Abstract
Abstract
Under deepwater operating conditions, hydrates and wax can often form blockages in a pipeline. The resultant costs to remediate the situation include not only those for removing the blockage, but also for lost production.
Potential hydrate preventative measures include Low Dosage Hydrate Inhibitors (LDHIs) which are limited by hydrate formation potential (known as subcooling that is measured in F degrees) and both fluid compositions and ratios. The subcooling for this application is very challenging, since it is between 15 F degrees under normal operating conditions and 27 F degrees under shut-in conditions.
This field application was conducted on a pipeline for a newly re-completed well which was predicted to have water cuts in the 20% range. Actual water-cuts have typically been about 35% but have also increased to above 60% at times.
The continuing evaluation of different chemistries and consequently different mechanisms for preventing hydrate and wax problems in a sub-sea pipeline is reviewed. A kinetic hydrate inhibitor (KHI) was injected after the production rates had stabilized. A wax inhibitor was also used because of previous concerns about possible wax blockage.
The kinetic hydrate inhibitor was chosen based on data from lab testing and computer modeling. Not only is steady state operation often an issue, but shut-down and, more importantly, start-up are often the major concerns. KHIs are classified as LDHIs since only low concentrations (generally below 3%) are used.
The KHI provided lower operating costs plus better environmental conditions than methanol, which had been used before the well was re-completed.
The advantages and disadvantages of this KHI product are reviewed. Some of the advantages of KHIs (compared to methanol) include reduced logistics, removal of the undesirable methanol from the crude, plus no oil/water quality issues.
This continuous injection application in the deepwater Gulf of Mexico is special since KHIs have generally not been used there. Most previous continuous injection case histories have been from the North Sea.
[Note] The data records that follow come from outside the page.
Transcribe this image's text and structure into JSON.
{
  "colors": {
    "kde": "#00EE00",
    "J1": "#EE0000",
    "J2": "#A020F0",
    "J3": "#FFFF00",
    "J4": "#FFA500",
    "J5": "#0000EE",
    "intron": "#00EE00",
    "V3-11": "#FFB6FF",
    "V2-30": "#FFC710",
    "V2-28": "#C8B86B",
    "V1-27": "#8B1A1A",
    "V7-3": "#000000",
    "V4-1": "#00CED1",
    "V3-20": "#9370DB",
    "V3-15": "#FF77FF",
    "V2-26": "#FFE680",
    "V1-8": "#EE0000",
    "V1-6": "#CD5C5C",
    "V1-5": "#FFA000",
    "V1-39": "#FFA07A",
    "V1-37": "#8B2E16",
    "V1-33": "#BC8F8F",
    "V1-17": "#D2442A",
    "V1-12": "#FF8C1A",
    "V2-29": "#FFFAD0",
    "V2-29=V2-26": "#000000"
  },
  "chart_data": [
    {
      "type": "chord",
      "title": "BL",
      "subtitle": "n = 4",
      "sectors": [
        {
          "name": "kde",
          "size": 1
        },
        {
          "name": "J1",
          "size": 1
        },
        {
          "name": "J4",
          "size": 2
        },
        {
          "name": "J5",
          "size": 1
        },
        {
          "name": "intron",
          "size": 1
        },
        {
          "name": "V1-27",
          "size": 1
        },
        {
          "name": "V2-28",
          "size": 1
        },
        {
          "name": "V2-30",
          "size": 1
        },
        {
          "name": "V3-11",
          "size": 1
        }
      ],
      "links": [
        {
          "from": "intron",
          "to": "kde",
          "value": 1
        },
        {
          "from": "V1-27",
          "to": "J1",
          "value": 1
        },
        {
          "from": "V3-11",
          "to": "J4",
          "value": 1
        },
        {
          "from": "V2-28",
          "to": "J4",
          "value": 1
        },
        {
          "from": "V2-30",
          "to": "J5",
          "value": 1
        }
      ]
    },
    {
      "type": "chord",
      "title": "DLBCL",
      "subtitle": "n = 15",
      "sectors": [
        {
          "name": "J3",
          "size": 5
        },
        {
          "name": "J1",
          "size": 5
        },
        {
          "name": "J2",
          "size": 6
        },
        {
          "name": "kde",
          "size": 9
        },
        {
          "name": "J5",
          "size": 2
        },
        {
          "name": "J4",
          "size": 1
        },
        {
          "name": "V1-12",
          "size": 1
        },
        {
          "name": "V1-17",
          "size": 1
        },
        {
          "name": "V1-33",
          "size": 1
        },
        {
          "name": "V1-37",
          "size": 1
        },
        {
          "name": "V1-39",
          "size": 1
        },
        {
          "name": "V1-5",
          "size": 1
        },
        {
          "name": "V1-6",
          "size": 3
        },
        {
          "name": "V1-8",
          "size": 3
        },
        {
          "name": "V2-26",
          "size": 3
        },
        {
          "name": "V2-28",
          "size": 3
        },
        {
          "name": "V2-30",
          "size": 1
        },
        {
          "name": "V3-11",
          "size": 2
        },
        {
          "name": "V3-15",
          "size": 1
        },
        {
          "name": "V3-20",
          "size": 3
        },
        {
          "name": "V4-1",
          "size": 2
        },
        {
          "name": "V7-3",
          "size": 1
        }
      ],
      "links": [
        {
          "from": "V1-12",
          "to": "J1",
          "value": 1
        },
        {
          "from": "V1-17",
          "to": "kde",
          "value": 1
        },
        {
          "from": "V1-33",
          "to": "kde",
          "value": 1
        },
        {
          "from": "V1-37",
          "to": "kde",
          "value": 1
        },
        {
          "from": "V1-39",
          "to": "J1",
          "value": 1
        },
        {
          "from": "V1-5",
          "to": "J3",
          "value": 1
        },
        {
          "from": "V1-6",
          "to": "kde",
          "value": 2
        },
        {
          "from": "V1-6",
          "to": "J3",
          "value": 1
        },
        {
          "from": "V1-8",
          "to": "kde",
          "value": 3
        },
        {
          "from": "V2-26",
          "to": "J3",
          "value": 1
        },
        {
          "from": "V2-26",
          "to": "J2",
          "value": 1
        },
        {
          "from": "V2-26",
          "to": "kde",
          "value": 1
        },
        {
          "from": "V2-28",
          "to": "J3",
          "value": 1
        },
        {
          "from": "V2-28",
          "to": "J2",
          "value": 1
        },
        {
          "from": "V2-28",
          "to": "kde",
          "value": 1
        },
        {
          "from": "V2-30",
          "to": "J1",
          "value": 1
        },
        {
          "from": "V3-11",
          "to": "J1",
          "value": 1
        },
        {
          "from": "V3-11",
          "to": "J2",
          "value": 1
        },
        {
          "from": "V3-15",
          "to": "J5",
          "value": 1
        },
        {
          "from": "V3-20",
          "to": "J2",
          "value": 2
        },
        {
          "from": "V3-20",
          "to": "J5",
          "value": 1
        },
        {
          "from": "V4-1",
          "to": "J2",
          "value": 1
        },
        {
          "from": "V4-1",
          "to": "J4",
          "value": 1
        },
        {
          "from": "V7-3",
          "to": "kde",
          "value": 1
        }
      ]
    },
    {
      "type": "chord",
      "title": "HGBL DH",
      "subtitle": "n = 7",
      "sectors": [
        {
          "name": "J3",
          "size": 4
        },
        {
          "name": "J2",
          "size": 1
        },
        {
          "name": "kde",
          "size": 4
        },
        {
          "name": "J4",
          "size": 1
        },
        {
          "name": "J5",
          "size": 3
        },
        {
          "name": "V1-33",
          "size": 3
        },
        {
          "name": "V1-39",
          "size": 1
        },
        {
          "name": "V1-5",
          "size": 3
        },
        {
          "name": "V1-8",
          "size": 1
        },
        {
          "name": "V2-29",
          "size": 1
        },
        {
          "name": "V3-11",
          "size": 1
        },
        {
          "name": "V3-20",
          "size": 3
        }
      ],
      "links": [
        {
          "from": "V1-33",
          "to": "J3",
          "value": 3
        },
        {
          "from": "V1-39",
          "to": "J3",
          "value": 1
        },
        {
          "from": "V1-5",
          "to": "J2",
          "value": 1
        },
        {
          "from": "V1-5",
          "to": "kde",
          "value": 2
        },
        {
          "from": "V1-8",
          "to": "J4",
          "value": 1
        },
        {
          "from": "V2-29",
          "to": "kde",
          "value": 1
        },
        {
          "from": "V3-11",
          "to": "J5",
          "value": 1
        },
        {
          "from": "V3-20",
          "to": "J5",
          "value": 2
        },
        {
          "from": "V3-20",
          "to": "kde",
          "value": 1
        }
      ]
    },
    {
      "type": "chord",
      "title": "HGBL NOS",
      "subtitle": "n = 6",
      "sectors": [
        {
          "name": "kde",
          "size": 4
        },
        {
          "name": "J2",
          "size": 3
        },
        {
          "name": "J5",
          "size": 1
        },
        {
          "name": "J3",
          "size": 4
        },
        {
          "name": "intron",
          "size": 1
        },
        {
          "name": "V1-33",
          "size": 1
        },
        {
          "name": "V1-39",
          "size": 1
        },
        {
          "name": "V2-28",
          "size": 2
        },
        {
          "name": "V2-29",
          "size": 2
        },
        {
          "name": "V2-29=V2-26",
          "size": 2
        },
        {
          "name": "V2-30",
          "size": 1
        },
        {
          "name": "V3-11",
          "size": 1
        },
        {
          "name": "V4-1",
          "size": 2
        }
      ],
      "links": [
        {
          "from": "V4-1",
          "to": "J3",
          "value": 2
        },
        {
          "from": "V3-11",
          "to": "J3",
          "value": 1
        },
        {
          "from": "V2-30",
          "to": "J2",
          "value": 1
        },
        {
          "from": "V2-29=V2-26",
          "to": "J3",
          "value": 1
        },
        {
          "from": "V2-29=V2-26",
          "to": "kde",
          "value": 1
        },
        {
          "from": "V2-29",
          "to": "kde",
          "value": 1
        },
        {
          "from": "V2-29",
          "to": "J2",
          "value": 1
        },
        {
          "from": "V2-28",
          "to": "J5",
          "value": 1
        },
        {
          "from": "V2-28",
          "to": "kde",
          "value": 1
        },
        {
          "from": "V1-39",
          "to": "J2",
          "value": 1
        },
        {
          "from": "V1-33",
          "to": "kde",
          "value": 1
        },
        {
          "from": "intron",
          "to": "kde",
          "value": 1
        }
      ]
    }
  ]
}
Also, wax control additives were used in conjunction with the LDHIs.
Introduction
We will first review hydrates and then wax/paraffin from a historical viewpoint, then contol issues, and finally chemistries.
Hydrates History.
Hydrates were first described by Sir Humphrey Davis1 in 1810. They are formed when gas (often methane) and water are at the correct low temperature and high pressure. Although they can look like snow, they can form at a temperature much higher than the freezing point of water (32°F/0°C). They can plug flow lines, pipelines, valves and other equipment. Removing the blockages can also be dangerous, since the hydrate plug can become a "missile" when it is unblocked and the volume of gas created when the hydrate dissociates can be 150 times greater than the hydrate solid.
The hydrates are actually cage-like structures called clathrates. Different types of structures have been noted with Type I and II being the most common.2
The formation of hydrates in gas pipelines was reported by Hammerschmidt3 in 1934. Hydrate problems were also noted by Exxon in 19854 with hydrate formation while drilling in well control lines (blowout preventer, BOP, lines).